Nova solução biológica pode mudar combate ao bicudo do algodão
Descoberta de fungo no Pantanal aponta alternativa ao controle químico da praga

Com potencial de causar perdas de até 70% na lavoura de algodão, o bicudo-do-algodoeiro permanece como uma das pragas mais difíceis de controlar no Brasil.
A necessidade de manejo intensivo e os altos custos colocam pressão sobre o produtor. Nesse contexto, a descoberta de um fungo capaz de atuar no controle do inseto, mesmo em condições adversas, surge como uma alternativa promissora.
O Mundo Agro conversou com Lauany Cavalcante, engenheira agrônoma da Biotrop, sobre os impactos da praga e o potencial dessa nova abordagem.

Mundo Agro: Qual é o impacto do bicudo-do-algodoeiro na produção de algodão no Brasil?
Lauany Cavalcante: O bicudo pode causar prejuízos de até 70% na produtividade do algodão, sendo uma das pragas mais devastadoras da cultura. O custo de manejo desta praga por hectare está em torno de US$ 200/ha apenas para o manejo do bicudo-do-algodoeiro.
Mundo Agro: Por que o inseto Anthonomus grandis é considerado tão difícil de controlar?
Lauany Cavalcante: Porque ele é altamente resiliente, de difícil acesso dentro da planta (fica protegido nas estruturas reprodutivas) e exige controle precoce para ser eficaz.
Mundo Agro: Onde os pesquisadores encontraram o fungo que colonizava o bicudo?
Lauany Cavalcante: O fungo foi encontrado no Pantanal brasileiro, dentro de uma maçã de algodão caída no solo.
Mundo Agro: Qual foi a importância da descoberta feita no Pantanal?
Lauany Cavalcante: A descoberta mostrou um fungo capaz de sobreviver e atuar em condições adversas (calor, umidade e pressão química), revelando alto potencial para controle da praga.
Mundo Agro: Como o fungo Cordyceps javanica atua para matar o inseto?
Lauany Cavalcante: Ele germina no corpo do inseto após aplicação, de forma semelhante a uma semente, colonizando-o até causar sua morte.
Mundo Agro: Por que a alta temperatura e umidade favorecem a proliferação do bicudo-do-algodoeiro?
Lauany Cavalcante: Essas condições aceleram o ciclo de desenvolvimento do inseto, aumentando sua taxa de reprodução.
Mundo Agro: Quais vantagens o controle biológico apresenta em comparação com inseticidas químicos?
Lauany Cavalcante: · Atua com amplo espectro de ação.

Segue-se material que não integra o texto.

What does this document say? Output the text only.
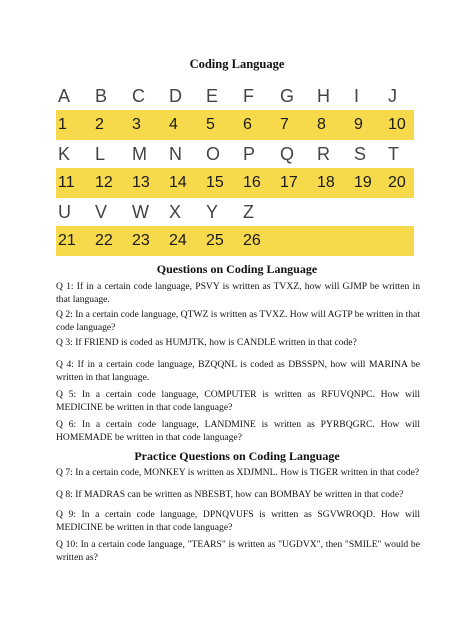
Coding Language
A B C D E F G H I J
1 2 3 4 5 6 7 8 9 10
K L M N O P Q R S T
11 12 13 14 15 16 17 18 19 20
U V W X Y Z
21 22 23 24 25 26
Questions on Coding Language
Q 1: If in a certain code language, PSVY is written as TVXZ, how will GJMP be written in that language.
Q 2: In a certain code language, QTWZ is written as TVXZ. How will AGTP be written in that code language?
Q 3: If FRIEND is coded as HUMJTK, how is CANDLE written in that code?
Q 4: If in a certain code language, BZQQNL is coded as DBSSPN, how will MARINA be written in that language.
Q 5: In a certain code language, COMPUTER is written as RFUVQNPC. How will MEDICINE be written in that code language?
Q 6: In a certain code language, LANDMINE is written as PYRBQGRC. How will HOMEMADE be written in that code language?
Practice Questions on Coding Language
Q 7: In a certain code, MONKEY is written as XDJMNL. How is TIGER written in that code?
Q 8: If MADRAS can be written as NBESBT, how can BOMBAY be written in that code?
Q 9: In a certain code language, DPNQVUFS is written as SGVWROQD. How will MEDICINE be written in that code language?
Q 10: In a certain code language, "TEARS" is written as "UGDVX", then "SMILE" would be written as?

· Não interfere no equilíbrio ambiental.
· Pode atuar em múltiplos alvos.
Mundo Agro: Por que a sobrevivência do fungo após várias aplicações de inseticidas chamou atenção?
Lauany Cavalcante: Porque ele demonstrou alta resistência e capacidade de sobrevivência mesmo após cerca de 15 a 20 aplicações químicas, indicando grande robustez biológica.
Mundo Agro: Como a descoberta desse fungo pode mudar o manejo de pragas na cotonicultura?
Lauany Cavalcante: Ela permite o desenvolvimento de uma nova solução biológica eficaz para uma das pragas mais difíceis, trazendo inovação ao manejo.
Mundo Agro: Por que a nova solução biológica pode ser considerada um marco para a produção de algodão no Brasil?
Lauany Cavalcante: Porque representa um avanço em inovação e eficiência no controle do bicudo, um dos maiores desafios da cultura.
Mundo Agro: Quais desafios podem existir para a adoção de soluções biológicas no campo?
Lauany Cavalcante: · Necessidade de acesso precoce à praga; o manejo precoce e associado é a chave de sucesso desta praga;
· Mudança de manejo em relação ao químico tradicional, com necessidade de conhecimento e adoção pelo produtor rural.
Mundo Agro: Como a biodiversidade brasileira pode contribuir para novas descobertas na agricultura?
Lauany Cavalcante: A biodiversidade permite a bioprospecção de microrganismos com alto potencial agrícola, como o fungo encontrado no Pantanal e que poderia ser encontrado em outros biomas brasileiros.